Entre os potenciais materiais candidatos a esta aplicação é de destacar o silicato de lantânio do tipo apatite de fórmula geral La10-x(SiO4)6O3-1.5x (x = 0-0,67), tendo em conta que a sua condutividade iónica é superior à da zircónia estabilizada com ítria normalmente utilizada e, além disso, apresenta menores energias de ativação a temperaturas moderadas. A substituição de elementos químicos na estrutura da fase La9.33Si6O26 tem sido alvo de diversos estudos no intuito de aumentar ainda mais a respectiva condutividade iónica, sendo o germânio considerado um elemento promissor para este fim.

A síntese no estado sólido envolvendo vários ciclos de moagem/calcinação (1200º-1500ºC), seguida de sinterização a altas temperaturas (acima de 1500ºC) é o processo convencional para obter materiais densos com a fase La9.33(Si/GeO4)6O2. Consequentemente, é frequente ocorrerem fenómenos de crescimento de grão, de segregação e de volatilização de GeO2 , que conduzem à formação de fases com diferentes proporções de La/(Si/Ge) e diferentes estruturas, daí resultando uma diminuição significativa da condutividade iónica.

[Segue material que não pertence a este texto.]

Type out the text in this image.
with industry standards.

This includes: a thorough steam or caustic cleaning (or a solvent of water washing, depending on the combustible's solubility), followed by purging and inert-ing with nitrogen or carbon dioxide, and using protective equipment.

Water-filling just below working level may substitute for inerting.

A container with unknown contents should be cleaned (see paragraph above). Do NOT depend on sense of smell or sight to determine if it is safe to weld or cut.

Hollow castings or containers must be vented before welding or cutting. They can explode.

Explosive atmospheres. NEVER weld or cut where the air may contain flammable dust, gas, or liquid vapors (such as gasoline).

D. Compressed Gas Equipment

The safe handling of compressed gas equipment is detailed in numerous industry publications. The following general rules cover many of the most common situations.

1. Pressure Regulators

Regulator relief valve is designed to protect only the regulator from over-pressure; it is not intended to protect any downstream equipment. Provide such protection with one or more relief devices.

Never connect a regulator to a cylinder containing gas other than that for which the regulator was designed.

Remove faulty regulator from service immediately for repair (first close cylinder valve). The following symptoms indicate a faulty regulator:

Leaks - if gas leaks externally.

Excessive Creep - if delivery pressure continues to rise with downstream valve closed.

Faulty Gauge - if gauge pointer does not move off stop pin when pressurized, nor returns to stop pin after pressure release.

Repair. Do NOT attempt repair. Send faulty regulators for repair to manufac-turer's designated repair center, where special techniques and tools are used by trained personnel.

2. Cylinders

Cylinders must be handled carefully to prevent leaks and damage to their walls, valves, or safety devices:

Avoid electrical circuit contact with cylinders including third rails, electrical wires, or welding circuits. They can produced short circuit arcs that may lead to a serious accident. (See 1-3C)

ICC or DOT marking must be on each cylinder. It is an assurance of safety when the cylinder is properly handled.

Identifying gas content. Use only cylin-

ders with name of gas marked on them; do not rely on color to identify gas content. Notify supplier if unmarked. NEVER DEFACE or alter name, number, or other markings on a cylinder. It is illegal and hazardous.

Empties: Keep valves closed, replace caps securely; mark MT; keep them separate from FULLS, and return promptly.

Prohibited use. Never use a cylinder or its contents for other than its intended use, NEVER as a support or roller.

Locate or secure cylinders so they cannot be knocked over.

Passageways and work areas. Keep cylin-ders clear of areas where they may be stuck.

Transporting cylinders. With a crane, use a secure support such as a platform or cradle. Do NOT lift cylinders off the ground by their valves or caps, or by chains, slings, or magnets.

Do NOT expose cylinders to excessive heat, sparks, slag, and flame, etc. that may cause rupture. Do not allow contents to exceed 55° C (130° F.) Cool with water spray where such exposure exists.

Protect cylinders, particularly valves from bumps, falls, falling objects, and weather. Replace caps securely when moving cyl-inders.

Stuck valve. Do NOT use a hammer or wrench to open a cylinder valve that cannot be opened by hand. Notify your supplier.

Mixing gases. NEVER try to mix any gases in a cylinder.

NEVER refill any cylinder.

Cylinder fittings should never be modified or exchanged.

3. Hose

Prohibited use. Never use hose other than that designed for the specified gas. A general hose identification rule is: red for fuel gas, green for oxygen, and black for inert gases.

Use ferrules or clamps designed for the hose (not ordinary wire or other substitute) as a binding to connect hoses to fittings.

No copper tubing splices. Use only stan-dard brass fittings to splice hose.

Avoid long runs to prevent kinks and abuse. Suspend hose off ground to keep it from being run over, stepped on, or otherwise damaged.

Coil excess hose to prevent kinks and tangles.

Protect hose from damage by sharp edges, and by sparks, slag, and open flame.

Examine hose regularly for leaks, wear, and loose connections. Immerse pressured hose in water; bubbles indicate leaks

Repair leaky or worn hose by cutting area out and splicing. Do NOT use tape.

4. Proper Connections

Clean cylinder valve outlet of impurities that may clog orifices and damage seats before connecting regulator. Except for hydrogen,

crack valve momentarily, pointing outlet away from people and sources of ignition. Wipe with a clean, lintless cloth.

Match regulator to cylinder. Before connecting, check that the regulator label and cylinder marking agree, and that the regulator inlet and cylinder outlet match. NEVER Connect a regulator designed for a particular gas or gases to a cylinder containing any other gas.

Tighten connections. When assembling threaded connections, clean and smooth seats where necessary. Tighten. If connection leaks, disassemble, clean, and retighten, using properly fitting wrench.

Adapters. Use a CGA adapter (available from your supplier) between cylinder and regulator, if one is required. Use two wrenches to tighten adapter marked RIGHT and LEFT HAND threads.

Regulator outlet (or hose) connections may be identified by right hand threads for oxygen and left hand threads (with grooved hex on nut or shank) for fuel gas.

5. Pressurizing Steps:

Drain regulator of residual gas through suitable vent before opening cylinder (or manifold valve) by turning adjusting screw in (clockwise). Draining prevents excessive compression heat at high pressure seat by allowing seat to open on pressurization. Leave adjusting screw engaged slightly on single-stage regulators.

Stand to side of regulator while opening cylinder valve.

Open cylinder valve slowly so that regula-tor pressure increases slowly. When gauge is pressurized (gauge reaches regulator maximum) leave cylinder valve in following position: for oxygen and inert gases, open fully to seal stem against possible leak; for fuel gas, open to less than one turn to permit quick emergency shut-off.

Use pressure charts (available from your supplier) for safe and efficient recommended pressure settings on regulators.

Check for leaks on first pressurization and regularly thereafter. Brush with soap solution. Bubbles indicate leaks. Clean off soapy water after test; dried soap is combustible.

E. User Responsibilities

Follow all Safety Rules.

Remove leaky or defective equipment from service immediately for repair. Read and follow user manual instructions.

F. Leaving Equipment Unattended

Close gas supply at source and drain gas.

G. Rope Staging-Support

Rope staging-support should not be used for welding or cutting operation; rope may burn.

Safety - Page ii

O objetivo deste projeto foi produzir eletrólitos sólidos para IT-SOFCs (“Intermediate Temperature-Solid Oxide Fuel Cells”) à base da fase do tipo apatite La9.33(Si/GeO4)6O2, com propriedades de transporte iónico e electrónico adequadas. A via de processamento adoptada para produzir um material de estrutura nanométrica denso incluiu as seguintes etapas: 1) síntese mecânica (“Mechanical Alloying”, MA) das matérias-primas (SiO2, GeO2 e La2O3) para obter pós do tipo apatite com uma estrutura nanométrica; 2) compactação dos referidos pós por prensagem isostática a frio ou prensagem unidirecional e 3) sinterização dos compactados em forno de microondas (MW). O uso da radiação microondas no processamento de materiais tem grande potencial e várias vantagens comparativamente ao aquecimento convencional, tais como tempos mais curtos e economia de energia, velocidades de aquecimento mais rápidas, temperaturas de processamento mais baixas e, por conseguinte, microestruturas mais finas. Procedeu-se, também, à sinterização de compactados num forno elétrico convencional, para efeitos comparativos.

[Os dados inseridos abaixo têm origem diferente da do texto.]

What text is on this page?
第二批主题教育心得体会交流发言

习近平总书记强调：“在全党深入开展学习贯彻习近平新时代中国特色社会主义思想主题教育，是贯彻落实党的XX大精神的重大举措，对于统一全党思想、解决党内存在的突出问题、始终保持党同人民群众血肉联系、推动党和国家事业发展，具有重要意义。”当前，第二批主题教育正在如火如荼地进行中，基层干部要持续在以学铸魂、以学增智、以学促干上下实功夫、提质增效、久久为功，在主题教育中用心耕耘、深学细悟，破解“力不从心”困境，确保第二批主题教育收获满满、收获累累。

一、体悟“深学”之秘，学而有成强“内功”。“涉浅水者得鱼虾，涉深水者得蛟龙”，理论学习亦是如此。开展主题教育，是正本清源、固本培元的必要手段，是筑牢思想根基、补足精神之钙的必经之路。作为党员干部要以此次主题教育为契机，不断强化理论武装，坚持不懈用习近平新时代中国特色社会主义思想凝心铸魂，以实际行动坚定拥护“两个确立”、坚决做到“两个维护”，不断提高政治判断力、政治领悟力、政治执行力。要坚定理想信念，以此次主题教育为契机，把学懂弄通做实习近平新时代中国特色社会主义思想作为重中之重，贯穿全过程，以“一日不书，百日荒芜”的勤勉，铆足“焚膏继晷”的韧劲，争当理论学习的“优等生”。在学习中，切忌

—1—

No caso das amostras sinterizadas de La9.33(Si/GeO4)6O2 foi medida a condutividade iónica e de transporte eletrónico por espectroscopia de impedância eletroquímica e foi feita a caracterização das fases formadas e das microestruturas por difração de raios x, microscopia óptica e eletrónica de varrimento, respectivamente. Determinou-se, ainda, o coeficiente de expansão térmica por dilatometria e a resistência ao choque térmico ao ar entre 25 e 700°C. A dureza, o módulo de Young, a tensão de cedência e a tenacidade à fratura foram determinadas pela técnica de nanoindentação. A modelação do processo de indentação foi realizada por análise inversa por forma, por exemplo, a obter as curvas de tensão-deformação das amostras sinterizadas.

Concluiu-se que é possível obter amostras de apatite densa com microestrutura homogénea e granulometria controlada através da combinação de MA em árgon a 350 rpm durante 1 hora, seguida de prensagem unidirecional, a pressões não inferiores a 400 MPa, e sinterização em forno de microondas a 1350ºC durante 1 hora. No entanto, não se observou o esperado aumento da condutividade iónica.